The flavor used to be a selling point for Argentina, which has a long, proud history as the world's great exporter of beef, starting way dorsum in the 1800s. Only in contempo years Argentina has ceded that crown to Brazil.

Government policies are also helping shrink the country'due south beef exports. For years, the cost of beefiness was kept artificially low to encourage domestic consumption.

But that didn't suit the cattlemen too well. "The producers take responded by saying, 'we're going to switch to producing grains'," says Michael Boland, manager of the Nutrient Industry Center at the University of Minnesota. He's been following the transformation of Argentine beefiness closely, both as a researcher and as someone who loves to eat. "The Malbec and the beef," he recalls wistfully. "That, to me, is Argentine republic."

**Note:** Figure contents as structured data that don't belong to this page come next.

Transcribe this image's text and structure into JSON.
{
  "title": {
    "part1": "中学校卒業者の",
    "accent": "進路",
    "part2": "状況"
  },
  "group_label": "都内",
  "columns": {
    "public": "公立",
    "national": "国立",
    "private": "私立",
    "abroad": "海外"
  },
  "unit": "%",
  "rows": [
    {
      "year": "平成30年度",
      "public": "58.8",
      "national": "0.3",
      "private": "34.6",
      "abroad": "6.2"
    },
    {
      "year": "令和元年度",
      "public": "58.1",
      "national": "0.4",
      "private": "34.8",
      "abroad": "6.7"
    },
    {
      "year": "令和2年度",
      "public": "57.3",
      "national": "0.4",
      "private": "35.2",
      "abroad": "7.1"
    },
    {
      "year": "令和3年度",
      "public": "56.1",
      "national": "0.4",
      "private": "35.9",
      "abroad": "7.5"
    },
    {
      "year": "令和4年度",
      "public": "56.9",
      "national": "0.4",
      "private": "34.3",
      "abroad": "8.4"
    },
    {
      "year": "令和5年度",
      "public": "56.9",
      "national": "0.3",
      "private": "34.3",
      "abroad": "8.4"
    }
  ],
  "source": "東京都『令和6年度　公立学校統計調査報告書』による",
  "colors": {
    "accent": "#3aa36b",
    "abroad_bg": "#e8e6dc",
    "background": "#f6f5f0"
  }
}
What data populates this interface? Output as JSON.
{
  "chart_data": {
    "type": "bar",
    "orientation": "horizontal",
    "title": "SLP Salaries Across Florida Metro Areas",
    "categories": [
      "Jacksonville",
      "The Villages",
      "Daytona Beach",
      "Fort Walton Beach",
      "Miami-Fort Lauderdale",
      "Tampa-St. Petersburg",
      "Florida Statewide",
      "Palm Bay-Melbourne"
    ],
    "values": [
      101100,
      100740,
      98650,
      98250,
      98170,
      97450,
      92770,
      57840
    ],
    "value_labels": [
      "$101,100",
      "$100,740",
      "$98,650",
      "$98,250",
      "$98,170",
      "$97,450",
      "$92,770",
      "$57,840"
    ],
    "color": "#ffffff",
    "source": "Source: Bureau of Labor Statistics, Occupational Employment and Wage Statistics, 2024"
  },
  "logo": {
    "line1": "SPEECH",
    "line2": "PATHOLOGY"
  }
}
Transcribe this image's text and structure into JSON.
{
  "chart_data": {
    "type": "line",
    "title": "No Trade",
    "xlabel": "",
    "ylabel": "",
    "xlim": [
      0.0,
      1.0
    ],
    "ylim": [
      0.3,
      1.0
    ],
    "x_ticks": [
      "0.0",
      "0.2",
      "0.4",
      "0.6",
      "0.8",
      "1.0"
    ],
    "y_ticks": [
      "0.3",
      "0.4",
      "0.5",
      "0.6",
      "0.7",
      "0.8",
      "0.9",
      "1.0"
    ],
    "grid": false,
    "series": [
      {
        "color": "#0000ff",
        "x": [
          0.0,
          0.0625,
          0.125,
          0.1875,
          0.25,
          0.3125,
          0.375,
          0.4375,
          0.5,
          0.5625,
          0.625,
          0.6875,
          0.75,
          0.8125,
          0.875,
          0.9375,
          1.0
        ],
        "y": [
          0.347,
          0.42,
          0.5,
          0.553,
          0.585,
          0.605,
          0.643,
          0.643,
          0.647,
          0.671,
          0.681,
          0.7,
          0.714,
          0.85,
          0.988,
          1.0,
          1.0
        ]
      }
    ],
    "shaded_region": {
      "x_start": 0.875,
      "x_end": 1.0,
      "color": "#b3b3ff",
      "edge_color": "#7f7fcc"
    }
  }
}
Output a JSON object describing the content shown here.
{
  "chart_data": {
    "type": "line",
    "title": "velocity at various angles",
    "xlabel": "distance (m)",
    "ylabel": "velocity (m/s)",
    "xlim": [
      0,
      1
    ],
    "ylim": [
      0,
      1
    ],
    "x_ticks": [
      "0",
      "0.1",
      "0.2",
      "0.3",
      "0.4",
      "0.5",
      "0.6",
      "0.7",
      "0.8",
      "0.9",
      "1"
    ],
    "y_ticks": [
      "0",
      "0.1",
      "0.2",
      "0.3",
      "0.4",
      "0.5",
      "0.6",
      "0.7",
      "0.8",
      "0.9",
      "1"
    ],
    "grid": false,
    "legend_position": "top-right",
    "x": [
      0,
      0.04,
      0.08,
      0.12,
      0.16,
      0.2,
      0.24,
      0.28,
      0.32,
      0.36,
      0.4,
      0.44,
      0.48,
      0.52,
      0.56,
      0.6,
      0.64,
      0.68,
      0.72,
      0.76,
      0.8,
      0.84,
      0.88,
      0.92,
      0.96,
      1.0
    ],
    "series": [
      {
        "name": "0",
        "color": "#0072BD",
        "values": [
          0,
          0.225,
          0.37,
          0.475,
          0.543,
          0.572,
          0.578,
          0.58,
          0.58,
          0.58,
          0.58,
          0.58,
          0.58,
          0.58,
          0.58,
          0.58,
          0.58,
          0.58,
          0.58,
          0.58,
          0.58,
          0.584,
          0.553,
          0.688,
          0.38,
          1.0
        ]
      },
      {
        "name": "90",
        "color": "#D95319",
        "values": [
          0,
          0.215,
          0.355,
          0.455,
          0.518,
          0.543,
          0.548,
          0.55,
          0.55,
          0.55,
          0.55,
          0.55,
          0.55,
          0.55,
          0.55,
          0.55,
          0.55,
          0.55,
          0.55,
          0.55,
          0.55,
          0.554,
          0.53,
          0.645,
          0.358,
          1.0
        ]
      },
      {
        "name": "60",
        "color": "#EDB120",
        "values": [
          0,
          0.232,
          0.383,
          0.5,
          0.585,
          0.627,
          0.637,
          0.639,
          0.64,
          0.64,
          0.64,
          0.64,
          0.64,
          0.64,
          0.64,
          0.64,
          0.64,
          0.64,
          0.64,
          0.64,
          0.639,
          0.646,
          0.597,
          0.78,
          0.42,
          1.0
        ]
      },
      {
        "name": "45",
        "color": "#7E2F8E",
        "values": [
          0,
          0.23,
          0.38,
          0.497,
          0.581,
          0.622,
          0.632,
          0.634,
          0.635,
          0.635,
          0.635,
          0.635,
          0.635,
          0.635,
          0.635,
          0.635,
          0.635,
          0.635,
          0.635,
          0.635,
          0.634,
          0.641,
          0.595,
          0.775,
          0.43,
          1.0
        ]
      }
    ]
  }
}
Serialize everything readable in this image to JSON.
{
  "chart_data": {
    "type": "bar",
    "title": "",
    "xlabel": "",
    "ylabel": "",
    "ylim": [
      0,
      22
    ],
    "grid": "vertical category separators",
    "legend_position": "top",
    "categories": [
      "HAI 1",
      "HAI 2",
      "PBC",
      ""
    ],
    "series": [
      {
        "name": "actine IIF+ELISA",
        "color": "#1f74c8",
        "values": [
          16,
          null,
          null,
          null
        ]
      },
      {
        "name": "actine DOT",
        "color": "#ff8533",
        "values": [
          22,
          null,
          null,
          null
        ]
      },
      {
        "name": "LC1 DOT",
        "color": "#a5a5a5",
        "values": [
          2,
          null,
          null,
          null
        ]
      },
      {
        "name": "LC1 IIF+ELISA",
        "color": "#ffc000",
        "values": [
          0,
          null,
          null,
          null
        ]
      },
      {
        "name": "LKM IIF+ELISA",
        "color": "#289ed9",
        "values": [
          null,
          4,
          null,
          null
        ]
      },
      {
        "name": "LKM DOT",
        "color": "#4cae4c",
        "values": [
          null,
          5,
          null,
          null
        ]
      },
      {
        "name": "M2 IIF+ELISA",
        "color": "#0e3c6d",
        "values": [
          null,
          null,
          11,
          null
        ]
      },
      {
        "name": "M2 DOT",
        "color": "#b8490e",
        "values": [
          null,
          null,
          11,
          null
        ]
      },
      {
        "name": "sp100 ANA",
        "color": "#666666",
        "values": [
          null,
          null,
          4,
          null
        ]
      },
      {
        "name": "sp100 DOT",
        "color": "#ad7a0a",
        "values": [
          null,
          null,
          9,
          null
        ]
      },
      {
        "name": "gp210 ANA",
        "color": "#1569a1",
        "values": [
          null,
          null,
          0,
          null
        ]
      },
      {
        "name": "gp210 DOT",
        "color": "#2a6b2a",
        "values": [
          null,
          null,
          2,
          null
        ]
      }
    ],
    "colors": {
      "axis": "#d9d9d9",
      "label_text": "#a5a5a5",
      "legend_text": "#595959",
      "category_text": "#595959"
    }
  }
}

Neighboring Uruguay, though, has not abased grass-fed beef, Boland says. There, the beef manufacture focused on getting international certification for information technology, and so it could sell to high-stop markets in Europe.

Back at Bar Seis, Javier Urondo said though he's proud to accept a hand in creating its culinary future, he can't help but regret the loss of the past. Every bit he says now: "Information technology's a long, long fashion from the gauchos."

As health and ecology issues surrounding feedlot farming offset to become coverage in Argentina, information technology is possible that more diners volition commencement to empathize with Urondo, and need the beef of the past.